Si no me amas mato a mi padre.
Lo dejaré caer escaleras abajo y veré
cómo su cráneo añoso se descorre precipitado
entre pequeños hilos
Miraré lo que siempre he deseado, su memoria.
Los conductos
que llevaban a su cabeza la vida y hacían de él un títere,
una máscara. Máscara terrible que amaba y me sometía al yugo.
Su cuerpo ha de correr sin otro movimiento que no sea
el de mi impulso, mi fuerte impulso
que no ha de ser espiado por nadie.
Ese día, impecable, revestido de una sobriedad que no he usado
nunca,
observaré cuidadosamente los hábitos del hogar.
Este mecanismo
borrará toda sospecha de mi ardid.
Mis hermanos dirán: «Se portó como nunca, presentía su muerte. Lo amaba, lo amaba mucho,
deben ser terribles las horas en su corazón».
La desprendida cabeza de mi padre, diré, no debe ser enterrada,
debo regalarla a cualquier vagabundo para que sus ojos brillen
en las calles. Quizá yo mismo haga un viaje de mar y la deposite,
obsesionado, en el radiante césped de Wembley.
Cumplida mi hazaña,
lloraré contigo en un soleado campo de otoño;
serás mía a través de mi padre.
Un poco antes de emprender mi fuga
cambiaré los trajes de mi padre muerto por ginebra.
En el bar de los húngaros quedarán sus abrigos, sus zapatos
y un flux que pretendió lucir, al cual mi hermana, por burla,
le fue rellenando las mangas con los bagazos de las manzanas.
Mi padre asesinado
no podrá espiar mis borracheras,
no podrá ver
mi joven cadáver de treinta y ocho años.
La noche de mi muerte
nos reuniremos apenas un minuto en el cielo;
yo pasaré a la inmensidad
y habrá de comenzar la desdicha.
Huiré a Orion.
Mi padre redescubre una historia donde pasan las sombras
de una noche mágica.
Su frenesí ha de radicar en que me he separado
de los hombres:
no más Carlos Noguera,
nada en las tinieblas tendrá que ver con Luis Cornejo,
no habrá tampoco flores para mi hermano en Pensilvania.
Olvidaré las rutas,
la fragancia de las cervezas en el bar del Gato,
la piel de Sary que aparece dichosamente en mis ojos.
No añoraré nada.
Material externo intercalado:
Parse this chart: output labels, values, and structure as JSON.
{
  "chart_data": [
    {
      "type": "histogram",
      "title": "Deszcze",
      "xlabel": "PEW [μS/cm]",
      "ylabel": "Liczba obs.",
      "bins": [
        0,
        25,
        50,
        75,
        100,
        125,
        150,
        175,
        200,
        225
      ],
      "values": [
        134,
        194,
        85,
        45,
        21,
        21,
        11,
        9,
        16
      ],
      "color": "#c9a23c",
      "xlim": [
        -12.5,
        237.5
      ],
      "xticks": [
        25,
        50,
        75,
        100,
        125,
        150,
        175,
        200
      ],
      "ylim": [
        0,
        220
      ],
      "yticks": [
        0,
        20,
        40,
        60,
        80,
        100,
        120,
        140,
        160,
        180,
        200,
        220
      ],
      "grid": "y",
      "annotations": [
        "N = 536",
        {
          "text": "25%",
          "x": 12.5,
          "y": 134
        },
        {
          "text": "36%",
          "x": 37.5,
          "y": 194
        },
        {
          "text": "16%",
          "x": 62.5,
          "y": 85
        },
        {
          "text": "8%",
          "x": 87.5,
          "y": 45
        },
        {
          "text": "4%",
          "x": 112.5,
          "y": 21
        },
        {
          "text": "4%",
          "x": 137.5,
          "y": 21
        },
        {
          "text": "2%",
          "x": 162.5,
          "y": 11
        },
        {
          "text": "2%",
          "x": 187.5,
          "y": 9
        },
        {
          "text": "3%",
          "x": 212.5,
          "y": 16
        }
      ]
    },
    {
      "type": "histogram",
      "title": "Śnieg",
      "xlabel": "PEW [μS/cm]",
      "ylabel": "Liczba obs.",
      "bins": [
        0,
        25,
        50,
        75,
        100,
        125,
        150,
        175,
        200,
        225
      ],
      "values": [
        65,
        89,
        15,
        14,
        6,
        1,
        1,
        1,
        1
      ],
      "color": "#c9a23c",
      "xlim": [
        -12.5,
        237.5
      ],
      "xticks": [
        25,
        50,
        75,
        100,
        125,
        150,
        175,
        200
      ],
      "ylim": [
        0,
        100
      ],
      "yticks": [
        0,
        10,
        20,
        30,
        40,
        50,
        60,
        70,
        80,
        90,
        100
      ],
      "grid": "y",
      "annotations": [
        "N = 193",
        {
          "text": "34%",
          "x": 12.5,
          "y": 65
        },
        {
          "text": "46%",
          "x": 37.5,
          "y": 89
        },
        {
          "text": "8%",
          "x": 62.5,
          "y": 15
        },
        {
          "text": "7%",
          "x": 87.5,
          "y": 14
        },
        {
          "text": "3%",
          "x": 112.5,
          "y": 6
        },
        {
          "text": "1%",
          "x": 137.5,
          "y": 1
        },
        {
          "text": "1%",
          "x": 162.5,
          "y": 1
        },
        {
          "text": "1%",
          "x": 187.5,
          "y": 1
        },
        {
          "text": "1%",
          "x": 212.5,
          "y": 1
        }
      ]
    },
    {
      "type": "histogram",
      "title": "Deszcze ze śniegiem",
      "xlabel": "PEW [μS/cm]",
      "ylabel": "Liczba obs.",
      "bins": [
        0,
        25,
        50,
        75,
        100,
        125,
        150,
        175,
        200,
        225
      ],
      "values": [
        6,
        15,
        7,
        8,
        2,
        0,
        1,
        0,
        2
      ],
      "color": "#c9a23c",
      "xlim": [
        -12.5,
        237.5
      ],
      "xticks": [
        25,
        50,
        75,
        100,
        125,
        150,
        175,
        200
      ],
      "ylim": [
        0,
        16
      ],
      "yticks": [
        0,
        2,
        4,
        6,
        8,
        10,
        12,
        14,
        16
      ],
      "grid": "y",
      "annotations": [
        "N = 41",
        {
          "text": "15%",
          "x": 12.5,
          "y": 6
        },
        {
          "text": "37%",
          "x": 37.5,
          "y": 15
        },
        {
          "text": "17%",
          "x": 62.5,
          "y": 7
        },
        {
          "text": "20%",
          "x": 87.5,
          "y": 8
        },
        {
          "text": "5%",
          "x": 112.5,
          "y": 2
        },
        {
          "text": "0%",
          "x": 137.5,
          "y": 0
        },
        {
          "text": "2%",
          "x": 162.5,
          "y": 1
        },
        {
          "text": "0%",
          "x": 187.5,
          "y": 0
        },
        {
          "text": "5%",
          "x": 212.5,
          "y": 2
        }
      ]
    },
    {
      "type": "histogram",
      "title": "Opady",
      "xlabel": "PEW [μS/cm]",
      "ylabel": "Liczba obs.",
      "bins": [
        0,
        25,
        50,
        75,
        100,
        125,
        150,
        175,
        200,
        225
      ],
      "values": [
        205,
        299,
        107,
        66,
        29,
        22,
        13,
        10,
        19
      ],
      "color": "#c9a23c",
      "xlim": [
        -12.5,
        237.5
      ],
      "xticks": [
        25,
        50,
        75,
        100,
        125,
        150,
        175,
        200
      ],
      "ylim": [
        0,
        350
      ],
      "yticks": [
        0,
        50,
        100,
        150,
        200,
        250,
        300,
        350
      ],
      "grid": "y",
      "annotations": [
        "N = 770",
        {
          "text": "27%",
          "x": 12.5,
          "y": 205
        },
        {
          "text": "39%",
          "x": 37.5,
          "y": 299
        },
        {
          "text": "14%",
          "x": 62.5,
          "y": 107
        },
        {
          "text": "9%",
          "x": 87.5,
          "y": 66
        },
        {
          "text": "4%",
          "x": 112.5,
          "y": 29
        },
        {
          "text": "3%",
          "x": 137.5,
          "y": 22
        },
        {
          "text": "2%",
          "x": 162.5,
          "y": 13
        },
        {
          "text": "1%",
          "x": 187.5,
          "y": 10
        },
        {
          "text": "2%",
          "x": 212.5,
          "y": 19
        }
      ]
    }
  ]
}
Los campos del sur, pienso,
fueron el estímulo de esta ebriedad que no tiene nombre.
Oh, padre,
no más el agua rosada de su vientre,
nada de Marina, nada de mi juventud, nada padre
viajará contigo a la muerte.
Tu cabeza ha de vivir
y la recordaremos en el otoño. Yo, ausente, en tus ojos
miraré la crueldad que proclama el cielo.
Oh, padre,
mi juventud no vendrá de nuevo al hogar,
seremos infelices olvidando aquella música que derrotó
nuestros corazones.
La tierra será prudente como tu nombre.
José Barroeta en Todos han muerto (1971), incluido en Poesía venezolana. Antología esencial (Visor Libros, Madrid, 2005, selec. de Rafael Arráiz Lucca).